THE MOUNTAIN OF JUNK MAIL CLIMBS AND CLIMBS!
Do you seem to be receiving more and more junk mail? I do. This morning I received a letter from a company called ‘Global Prize Centre’ which asks me if I am available to come to Australia on 7th October 2010. The ‘urgent prize notice’ provides the news that I have a potential $4,000,000.00 to collect.
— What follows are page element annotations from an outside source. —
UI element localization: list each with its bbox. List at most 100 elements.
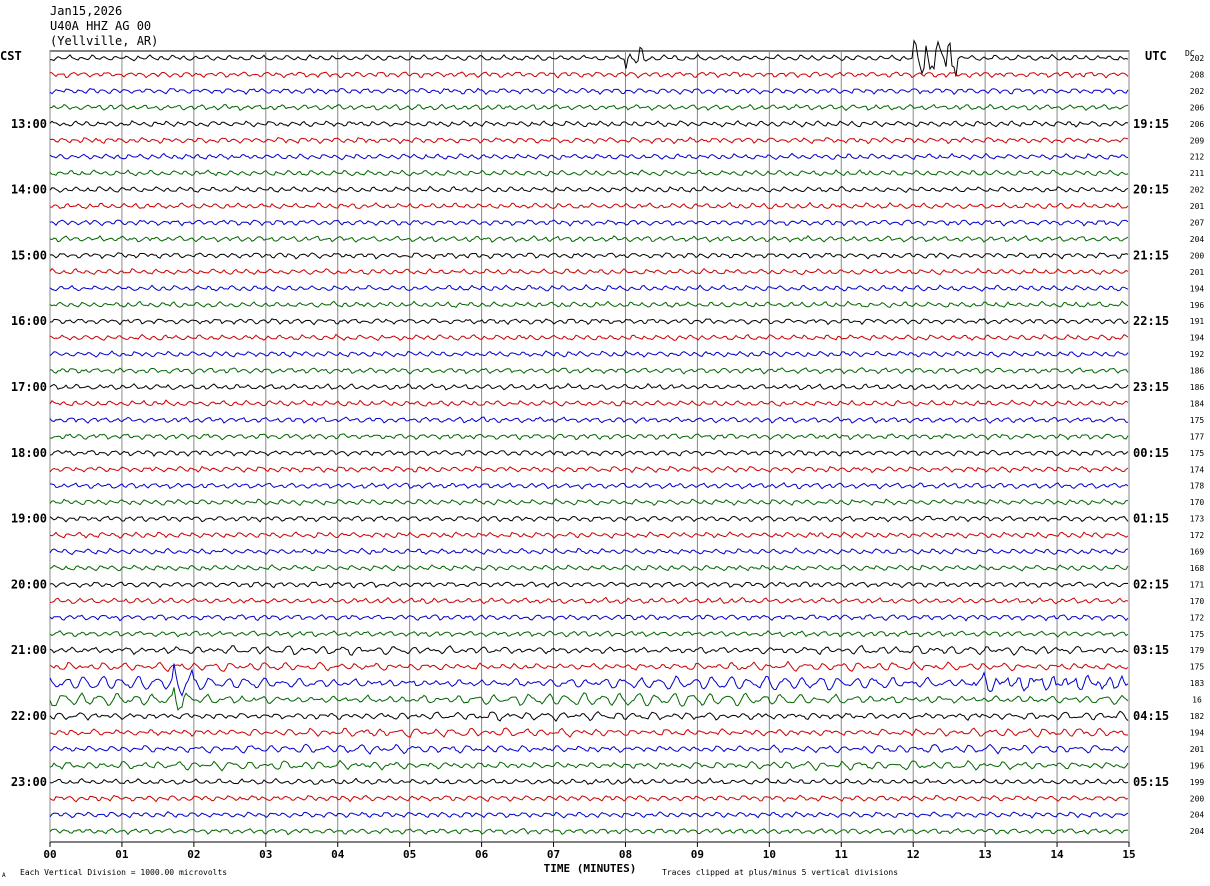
trace-line bbox=[49, 399, 1129, 407]
trace-line bbox=[49, 759, 1129, 772]
dc-offset-label: 206 bbox=[1190, 120, 1205, 129]
left-time-label: 14:00 bbox=[11, 183, 47, 197]
right-time-label: 04:15 bbox=[1133, 709, 1169, 723]
dc-offset-label: 204 bbox=[1190, 811, 1205, 820]
header-date: Jan15,2026 bbox=[50, 4, 123, 18]
trace-line bbox=[50, 433, 1129, 441]
left-zone-label: CST bbox=[0, 49, 22, 63]
x-tick-label-04: 04 bbox=[331, 848, 345, 861]
plot-frame bbox=[49, 50, 1130, 843]
trace-line bbox=[49, 382, 1129, 391]
right-time-label: 23:15 bbox=[1133, 380, 1169, 394]
x-axis-label: TIME (MINUTES) bbox=[544, 862, 637, 875]
dc-offset-label: 170 bbox=[1190, 498, 1205, 507]
trace-line bbox=[49, 103, 1129, 112]
trace-line bbox=[49, 465, 1129, 474]
dc-offset-label: 212 bbox=[1190, 153, 1205, 162]
trace-line bbox=[49, 318, 1129, 326]
trace-line bbox=[49, 350, 1129, 358]
dc-offset-label: 174 bbox=[1190, 465, 1205, 474]
dc-offset-label: 194 bbox=[1190, 334, 1205, 343]
dc-offset-label: 192 bbox=[1190, 350, 1205, 359]
x-tick-label-09: 09 bbox=[691, 848, 704, 861]
dc-offset-label: 200 bbox=[1190, 251, 1205, 260]
x-tick-label-08: 08 bbox=[619, 848, 632, 861]
trace-line bbox=[49, 152, 1129, 161]
trace-line bbox=[49, 498, 1128, 506]
trace-line bbox=[49, 564, 1129, 572]
x-tick-label-15: 15 bbox=[1122, 848, 1135, 861]
trace-line bbox=[49, 827, 1129, 836]
dc-header-label: DC bbox=[1185, 49, 1195, 58]
dc-offset-label: 186 bbox=[1190, 367, 1205, 376]
right-time-label: 01:15 bbox=[1133, 512, 1169, 526]
corner-mark: A bbox=[2, 872, 6, 879]
dc-offset-label: 175 bbox=[1190, 630, 1205, 639]
trace-line bbox=[49, 596, 1129, 605]
trace-line bbox=[49, 449, 1129, 457]
dc-offset-label: 207 bbox=[1190, 219, 1205, 228]
dc-offset-label: 211 bbox=[1190, 169, 1205, 178]
trace-line bbox=[49, 87, 1129, 96]
dc-offset-label: 194 bbox=[1190, 284, 1205, 293]
left-time-label: 22:00 bbox=[11, 709, 47, 723]
trace-line bbox=[49, 663, 1129, 697]
x-tick-label-11: 11 bbox=[835, 848, 849, 861]
trace-line bbox=[49, 613, 1129, 622]
right-time-label: 00:15 bbox=[1133, 446, 1169, 460]
right-time-label: 02:15 bbox=[1133, 577, 1169, 591]
trace-line bbox=[49, 547, 1129, 556]
dc-offset-label: 178 bbox=[1190, 482, 1205, 491]
dc-offset-label: 168 bbox=[1190, 564, 1205, 573]
trace-line bbox=[49, 743, 1129, 755]
dc-offset-label: 175 bbox=[1190, 663, 1205, 672]
dc-offset-label: 204 bbox=[1190, 827, 1205, 836]
right-time-label: 21:15 bbox=[1133, 248, 1169, 262]
x-tick-label-06: 06 bbox=[475, 848, 489, 861]
dc-offset-label: 171 bbox=[1190, 580, 1205, 589]
dc-offset-label: 209 bbox=[1190, 136, 1205, 145]
x-tick-label-10: 10 bbox=[763, 848, 776, 861]
dc-offset-label: 202 bbox=[1190, 54, 1205, 63]
scale-note: Each Vertical Division = 1000.00 microvo… bbox=[20, 868, 227, 877]
dc-offset-label: 173 bbox=[1190, 515, 1205, 524]
x-tick-label-14: 14 bbox=[1050, 848, 1064, 861]
right-time-label: 03:15 bbox=[1133, 643, 1169, 657]
left-time-label: 19:00 bbox=[11, 512, 47, 526]
trace-line bbox=[49, 333, 1129, 342]
trace-line bbox=[49, 169, 1129, 177]
x-tick-label-03: 03 bbox=[259, 848, 272, 861]
dc-offset-label: 202 bbox=[1190, 186, 1205, 195]
trace-line bbox=[49, 252, 1129, 260]
trace-line bbox=[49, 185, 1129, 194]
dc-offset-label: 172 bbox=[1190, 613, 1205, 622]
dc-offset-label: 201 bbox=[1190, 745, 1205, 754]
dc-offset-label: 202 bbox=[1190, 87, 1205, 96]
dc-offset-label: 172 bbox=[1190, 531, 1205, 540]
trace-line bbox=[49, 120, 1129, 128]
x-tick-label-01: 01 bbox=[115, 848, 129, 861]
left-time-label: 23:00 bbox=[11, 775, 47, 789]
right-time-label: 19:15 bbox=[1133, 117, 1169, 131]
trace-line bbox=[49, 794, 1129, 803]
dc-offset-label: 206 bbox=[1190, 103, 1205, 112]
x-tick-label-02: 02 bbox=[187, 848, 200, 861]
left-time-label: 17:00 bbox=[11, 380, 47, 394]
trace-line bbox=[49, 136, 1129, 145]
trace-line bbox=[49, 710, 1129, 722]
trace-line bbox=[49, 300, 1129, 309]
clip-note: Traces clipped at plus/minus 5 vertical … bbox=[662, 868, 898, 877]
dc-offset-label: 194 bbox=[1190, 728, 1205, 737]
header-location: (Yellville, AR) bbox=[50, 34, 159, 48]
left-time-label: 16:00 bbox=[11, 314, 47, 328]
dc-offset-label: 182 bbox=[1190, 712, 1205, 721]
dc-offset-label: 196 bbox=[1190, 301, 1205, 310]
trace-line bbox=[49, 284, 1129, 292]
dc-offset-label: 201 bbox=[1190, 268, 1205, 277]
x-tick-label-00: 00 bbox=[43, 848, 56, 861]
trace-line bbox=[49, 581, 1129, 589]
trace-line bbox=[49, 531, 1129, 539]
trace-line bbox=[49, 687, 1129, 711]
header-station: U40A HHZ AG 00 bbox=[50, 19, 152, 33]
It is only after careful study I noticed the words ‘if you are announced the winner’. In other words I am one of zillions. Hopefully they will all decide not to subject British Airways to the sort of boom that invariably leads to a series of strikes!
O.D.E IS GOING CRACKERS!
The latest edition of the Oxford Dictionary of English suggests that the once ultra-conservative organ is heading in the opposite direction at a rapid rate of knots. One of the new words to be incorporated is vuvuzela which for the unitiated is the apian drone that almost destroyed our enjoyment of the football world cup before our inept players managed it anyway. Heaven forbid that it should come to cricket!
Surely time should be allowed to cover the possibility that the noun will fizzle out which ,in this case, I sincerely hope it does!
ANSWERS TO YESTERDAY’S QUIZ; 1 Art Garfunkel 2. Agony
TODAYS QUESTIONS; 1.In which 1970 race did Intrepid beat Gretel? 2. In which sport did David Wilkie of Great Britain set a world record in 1973?